What surprised me is that the U.S. Treasury approved the appropriation of more than $54 million to organizations across the country dedicated to helping folks in communities that are economically challenged, and not a cent went to an organization in Detroit.


The only Detroit-area agency that got any money from Treasury’s Community Development Financial Institutions (CDFI) Fund was the Wayne County Community Action Agency in Wyandotte, which was awarded over $87,000. A second Michigan agency, in Flint, also was included in the group of 89 organizations awarded funds.


I'm surprised because if you work as an elected official in Congress and there's a federal agency willing to dole out money to help communities, you're typically interested in figuring out how large a chunk of the dough you can direct toward your constituency.
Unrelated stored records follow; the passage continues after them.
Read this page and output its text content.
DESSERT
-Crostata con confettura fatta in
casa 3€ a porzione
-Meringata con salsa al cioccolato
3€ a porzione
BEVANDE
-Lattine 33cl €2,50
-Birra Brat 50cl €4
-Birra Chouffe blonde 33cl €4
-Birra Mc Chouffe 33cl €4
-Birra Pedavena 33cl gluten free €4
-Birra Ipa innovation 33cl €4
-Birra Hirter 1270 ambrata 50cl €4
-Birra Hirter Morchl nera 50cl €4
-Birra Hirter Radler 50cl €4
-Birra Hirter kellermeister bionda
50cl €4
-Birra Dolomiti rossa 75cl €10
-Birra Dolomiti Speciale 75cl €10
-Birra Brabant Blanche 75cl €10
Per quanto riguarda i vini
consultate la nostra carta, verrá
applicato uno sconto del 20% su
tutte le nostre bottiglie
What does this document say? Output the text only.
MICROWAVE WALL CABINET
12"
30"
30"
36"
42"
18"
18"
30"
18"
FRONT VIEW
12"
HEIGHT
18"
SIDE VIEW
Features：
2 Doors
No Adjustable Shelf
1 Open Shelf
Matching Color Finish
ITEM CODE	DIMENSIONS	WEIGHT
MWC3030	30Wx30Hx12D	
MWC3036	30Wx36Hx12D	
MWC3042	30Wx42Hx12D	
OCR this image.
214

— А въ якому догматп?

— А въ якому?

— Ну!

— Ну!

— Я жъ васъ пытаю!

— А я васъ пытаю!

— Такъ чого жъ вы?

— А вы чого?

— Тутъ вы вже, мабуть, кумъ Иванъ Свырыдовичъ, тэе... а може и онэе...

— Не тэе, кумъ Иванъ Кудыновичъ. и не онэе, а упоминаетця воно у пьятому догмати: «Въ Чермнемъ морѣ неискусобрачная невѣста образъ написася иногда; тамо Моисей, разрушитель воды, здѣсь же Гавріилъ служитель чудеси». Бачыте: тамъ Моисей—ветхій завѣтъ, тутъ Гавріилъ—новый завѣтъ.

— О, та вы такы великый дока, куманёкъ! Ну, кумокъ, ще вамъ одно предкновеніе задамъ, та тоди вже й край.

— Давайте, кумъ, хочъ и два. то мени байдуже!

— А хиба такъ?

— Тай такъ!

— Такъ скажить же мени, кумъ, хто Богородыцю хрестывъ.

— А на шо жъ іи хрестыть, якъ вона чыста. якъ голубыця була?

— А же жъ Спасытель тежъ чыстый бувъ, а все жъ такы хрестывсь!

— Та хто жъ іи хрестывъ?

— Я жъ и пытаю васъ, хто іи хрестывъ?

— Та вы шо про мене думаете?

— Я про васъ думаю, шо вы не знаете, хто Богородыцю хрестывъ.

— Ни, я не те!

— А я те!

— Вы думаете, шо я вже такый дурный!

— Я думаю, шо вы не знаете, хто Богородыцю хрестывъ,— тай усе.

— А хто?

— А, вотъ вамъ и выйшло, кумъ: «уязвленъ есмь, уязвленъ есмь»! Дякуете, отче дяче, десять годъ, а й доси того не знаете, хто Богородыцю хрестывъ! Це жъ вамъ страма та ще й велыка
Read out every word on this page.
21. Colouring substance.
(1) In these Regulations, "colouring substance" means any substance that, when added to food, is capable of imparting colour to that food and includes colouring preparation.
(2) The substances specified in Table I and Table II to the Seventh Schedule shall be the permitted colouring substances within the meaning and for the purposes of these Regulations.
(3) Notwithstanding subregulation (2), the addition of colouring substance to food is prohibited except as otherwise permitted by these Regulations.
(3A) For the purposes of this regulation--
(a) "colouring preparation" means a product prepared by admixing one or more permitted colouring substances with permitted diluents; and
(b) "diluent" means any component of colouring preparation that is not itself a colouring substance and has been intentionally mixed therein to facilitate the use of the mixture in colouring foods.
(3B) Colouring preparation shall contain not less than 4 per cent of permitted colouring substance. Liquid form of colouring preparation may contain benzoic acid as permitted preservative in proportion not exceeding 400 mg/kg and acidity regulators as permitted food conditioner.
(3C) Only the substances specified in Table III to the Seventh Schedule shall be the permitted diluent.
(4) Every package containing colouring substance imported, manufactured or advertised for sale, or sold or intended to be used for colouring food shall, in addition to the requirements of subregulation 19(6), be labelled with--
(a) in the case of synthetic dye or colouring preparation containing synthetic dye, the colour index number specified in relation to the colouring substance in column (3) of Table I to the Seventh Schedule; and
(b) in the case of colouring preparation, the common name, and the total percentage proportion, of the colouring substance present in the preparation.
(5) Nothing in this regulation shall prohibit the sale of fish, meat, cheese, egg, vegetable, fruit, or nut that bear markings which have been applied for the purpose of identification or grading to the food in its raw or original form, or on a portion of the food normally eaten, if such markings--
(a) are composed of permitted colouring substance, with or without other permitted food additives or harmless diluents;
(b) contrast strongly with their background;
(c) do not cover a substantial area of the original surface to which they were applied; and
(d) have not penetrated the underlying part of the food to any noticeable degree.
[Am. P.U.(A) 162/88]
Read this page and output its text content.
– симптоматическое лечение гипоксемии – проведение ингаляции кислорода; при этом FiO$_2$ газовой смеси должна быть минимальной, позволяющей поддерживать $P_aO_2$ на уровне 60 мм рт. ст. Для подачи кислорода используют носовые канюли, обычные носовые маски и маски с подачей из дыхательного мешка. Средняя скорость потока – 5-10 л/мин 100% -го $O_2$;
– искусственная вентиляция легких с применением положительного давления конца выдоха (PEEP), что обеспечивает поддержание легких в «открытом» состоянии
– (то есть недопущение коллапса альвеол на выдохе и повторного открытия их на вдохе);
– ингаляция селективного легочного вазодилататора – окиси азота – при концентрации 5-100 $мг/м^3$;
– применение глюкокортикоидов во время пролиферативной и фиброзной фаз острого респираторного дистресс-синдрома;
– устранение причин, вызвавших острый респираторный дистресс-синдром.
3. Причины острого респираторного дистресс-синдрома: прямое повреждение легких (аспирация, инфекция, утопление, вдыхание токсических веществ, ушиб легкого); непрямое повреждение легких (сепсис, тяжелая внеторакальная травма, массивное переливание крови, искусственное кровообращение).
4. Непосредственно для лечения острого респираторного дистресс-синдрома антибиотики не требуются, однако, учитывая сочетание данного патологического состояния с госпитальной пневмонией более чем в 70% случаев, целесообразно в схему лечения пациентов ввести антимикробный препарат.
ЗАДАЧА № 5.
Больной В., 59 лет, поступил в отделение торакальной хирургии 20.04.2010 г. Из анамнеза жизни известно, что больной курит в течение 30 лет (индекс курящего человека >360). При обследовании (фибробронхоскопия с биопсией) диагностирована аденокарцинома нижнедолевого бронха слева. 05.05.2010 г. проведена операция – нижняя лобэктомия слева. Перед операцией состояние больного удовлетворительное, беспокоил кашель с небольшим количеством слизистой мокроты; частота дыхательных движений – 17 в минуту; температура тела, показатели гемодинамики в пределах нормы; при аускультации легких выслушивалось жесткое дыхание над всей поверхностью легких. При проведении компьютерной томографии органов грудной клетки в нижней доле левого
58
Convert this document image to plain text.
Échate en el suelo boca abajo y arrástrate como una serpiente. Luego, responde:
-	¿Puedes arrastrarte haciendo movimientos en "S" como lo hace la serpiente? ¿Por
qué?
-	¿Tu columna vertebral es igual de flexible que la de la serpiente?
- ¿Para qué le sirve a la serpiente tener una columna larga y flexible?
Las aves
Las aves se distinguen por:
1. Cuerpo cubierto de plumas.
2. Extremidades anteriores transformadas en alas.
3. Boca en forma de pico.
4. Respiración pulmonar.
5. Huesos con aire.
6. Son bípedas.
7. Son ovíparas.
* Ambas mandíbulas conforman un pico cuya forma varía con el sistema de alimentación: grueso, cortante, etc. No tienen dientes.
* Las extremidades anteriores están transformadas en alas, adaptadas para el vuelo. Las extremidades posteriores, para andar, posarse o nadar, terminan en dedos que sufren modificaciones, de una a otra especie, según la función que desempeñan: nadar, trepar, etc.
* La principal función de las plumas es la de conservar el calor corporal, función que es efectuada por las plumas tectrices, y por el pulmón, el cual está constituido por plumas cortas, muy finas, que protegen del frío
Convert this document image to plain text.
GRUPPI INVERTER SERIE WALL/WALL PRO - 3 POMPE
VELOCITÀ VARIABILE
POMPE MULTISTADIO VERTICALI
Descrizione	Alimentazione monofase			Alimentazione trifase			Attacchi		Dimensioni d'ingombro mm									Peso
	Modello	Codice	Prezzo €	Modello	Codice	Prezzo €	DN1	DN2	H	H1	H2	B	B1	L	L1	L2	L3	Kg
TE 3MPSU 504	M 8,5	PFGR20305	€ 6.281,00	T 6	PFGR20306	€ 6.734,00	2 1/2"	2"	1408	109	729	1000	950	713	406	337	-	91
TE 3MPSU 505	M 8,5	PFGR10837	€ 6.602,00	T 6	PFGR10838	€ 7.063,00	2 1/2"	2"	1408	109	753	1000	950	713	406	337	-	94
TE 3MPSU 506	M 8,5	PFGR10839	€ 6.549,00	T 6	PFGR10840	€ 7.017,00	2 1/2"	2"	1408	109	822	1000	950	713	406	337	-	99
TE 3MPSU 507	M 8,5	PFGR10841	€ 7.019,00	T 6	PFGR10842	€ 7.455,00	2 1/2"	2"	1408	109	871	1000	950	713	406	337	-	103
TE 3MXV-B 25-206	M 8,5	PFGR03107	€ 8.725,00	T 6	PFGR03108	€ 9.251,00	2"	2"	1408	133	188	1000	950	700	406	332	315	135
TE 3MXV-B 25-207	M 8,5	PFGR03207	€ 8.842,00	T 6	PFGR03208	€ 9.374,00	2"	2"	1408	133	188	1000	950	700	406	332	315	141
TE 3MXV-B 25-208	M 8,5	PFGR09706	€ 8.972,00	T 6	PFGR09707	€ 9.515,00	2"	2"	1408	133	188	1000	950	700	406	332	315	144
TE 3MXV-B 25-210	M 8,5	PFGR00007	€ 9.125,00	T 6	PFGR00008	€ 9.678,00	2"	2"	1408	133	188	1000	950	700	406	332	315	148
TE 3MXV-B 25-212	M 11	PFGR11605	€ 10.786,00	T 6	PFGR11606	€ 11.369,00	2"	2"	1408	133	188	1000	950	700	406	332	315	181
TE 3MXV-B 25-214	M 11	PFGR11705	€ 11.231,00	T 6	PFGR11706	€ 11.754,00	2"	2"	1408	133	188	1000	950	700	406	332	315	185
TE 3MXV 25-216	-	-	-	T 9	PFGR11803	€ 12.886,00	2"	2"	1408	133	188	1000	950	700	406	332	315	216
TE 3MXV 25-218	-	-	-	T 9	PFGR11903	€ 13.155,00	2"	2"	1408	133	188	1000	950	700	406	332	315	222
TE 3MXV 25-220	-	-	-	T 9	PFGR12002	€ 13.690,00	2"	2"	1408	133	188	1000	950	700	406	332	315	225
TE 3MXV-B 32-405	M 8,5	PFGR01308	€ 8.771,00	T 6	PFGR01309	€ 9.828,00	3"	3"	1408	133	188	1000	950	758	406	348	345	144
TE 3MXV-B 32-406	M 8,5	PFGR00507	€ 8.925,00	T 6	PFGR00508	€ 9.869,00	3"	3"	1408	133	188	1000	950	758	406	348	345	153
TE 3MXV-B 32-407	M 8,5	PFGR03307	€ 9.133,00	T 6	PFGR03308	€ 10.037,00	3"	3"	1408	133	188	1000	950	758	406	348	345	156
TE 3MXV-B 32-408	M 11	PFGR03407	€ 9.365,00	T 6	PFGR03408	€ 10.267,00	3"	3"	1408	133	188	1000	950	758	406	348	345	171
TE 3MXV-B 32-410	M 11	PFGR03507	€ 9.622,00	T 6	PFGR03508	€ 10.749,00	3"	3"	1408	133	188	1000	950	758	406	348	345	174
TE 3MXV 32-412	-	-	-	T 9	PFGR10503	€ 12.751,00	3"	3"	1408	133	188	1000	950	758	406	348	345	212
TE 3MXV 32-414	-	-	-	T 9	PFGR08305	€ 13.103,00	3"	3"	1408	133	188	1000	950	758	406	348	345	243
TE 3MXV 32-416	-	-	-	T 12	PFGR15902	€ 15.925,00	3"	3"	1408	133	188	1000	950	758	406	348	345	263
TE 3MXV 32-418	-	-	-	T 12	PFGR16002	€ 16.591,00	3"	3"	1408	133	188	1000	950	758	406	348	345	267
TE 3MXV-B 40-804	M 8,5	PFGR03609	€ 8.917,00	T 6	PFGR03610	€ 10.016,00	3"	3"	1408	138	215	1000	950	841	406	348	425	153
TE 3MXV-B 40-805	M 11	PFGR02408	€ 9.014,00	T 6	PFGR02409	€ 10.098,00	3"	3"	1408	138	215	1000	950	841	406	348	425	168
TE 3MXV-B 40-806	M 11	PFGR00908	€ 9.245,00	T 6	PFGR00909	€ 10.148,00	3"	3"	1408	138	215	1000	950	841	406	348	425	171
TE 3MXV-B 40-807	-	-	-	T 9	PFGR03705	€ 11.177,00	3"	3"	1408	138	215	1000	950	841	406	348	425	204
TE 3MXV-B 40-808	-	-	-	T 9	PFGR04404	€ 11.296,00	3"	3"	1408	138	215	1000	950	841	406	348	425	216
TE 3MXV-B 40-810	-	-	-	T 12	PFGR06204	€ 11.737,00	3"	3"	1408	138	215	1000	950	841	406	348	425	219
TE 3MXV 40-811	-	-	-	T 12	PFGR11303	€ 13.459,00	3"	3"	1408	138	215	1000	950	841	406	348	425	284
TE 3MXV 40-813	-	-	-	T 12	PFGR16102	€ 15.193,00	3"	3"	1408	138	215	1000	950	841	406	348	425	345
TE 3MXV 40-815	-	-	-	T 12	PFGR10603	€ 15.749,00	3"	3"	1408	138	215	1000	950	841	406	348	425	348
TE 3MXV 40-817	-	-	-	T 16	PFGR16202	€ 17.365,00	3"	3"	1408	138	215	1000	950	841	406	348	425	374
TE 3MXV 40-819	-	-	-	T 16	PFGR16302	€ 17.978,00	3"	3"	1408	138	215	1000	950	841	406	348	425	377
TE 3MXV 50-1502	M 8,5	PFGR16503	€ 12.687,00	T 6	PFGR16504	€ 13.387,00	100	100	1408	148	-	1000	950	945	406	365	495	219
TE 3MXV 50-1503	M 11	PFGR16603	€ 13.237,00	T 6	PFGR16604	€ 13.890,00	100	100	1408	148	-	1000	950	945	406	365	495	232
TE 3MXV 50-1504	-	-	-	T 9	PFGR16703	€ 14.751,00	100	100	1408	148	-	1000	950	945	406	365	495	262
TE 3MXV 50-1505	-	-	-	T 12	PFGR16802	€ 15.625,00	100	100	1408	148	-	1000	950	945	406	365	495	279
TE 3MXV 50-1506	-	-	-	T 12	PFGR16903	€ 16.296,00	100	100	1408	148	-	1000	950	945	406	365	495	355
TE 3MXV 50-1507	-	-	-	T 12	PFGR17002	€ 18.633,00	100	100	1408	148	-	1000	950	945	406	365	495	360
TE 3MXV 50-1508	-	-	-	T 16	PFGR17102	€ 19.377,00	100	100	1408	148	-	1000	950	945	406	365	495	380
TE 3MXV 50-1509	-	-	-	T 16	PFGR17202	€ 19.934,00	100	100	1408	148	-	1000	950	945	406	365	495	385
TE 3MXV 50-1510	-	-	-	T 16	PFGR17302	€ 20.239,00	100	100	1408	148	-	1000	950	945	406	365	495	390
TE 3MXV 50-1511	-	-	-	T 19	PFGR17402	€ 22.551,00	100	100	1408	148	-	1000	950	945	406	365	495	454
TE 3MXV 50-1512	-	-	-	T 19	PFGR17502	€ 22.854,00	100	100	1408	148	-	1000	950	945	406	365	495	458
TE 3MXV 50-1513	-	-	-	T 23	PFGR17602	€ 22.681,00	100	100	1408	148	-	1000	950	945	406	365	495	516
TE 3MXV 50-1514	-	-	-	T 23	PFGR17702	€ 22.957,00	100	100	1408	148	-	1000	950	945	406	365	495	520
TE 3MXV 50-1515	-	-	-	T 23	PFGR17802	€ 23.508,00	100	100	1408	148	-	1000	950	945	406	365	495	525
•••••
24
Given our community's dire straits, you'd think that our elected representatives on Capital Hill would have at least carved out a slice for Detroit and adjacent communities suffering similarly, right?


Instead we got nada coming back to Detroit. That is beyond disappointing to me because we're a few years into the regime of the most powerful group of leaders in the United States Senate and House of Representatives that we will see in my lifetime. In short, southeast Michigan has juice on Capital Hill right now in Levin, Conyers, Kilpatrick, Stabenow et al, but I'm a little disappointed at how that power has failed to prove fruitful for our region.


Maybe the problems confronting Detroit's mayor and city council have limited the ability of our federal legislators to bring back dollars for community revitalization. I don't know. One thing I'm sure of, however, is that we should expect more. The problems Detroit is facing is a direct result of not expecting more of out leadership on the local level. Now I'm wondering whether the problems aren't being compounded by not demanding more our leaders at the federal level. I think we deserve a larger piece of the pie.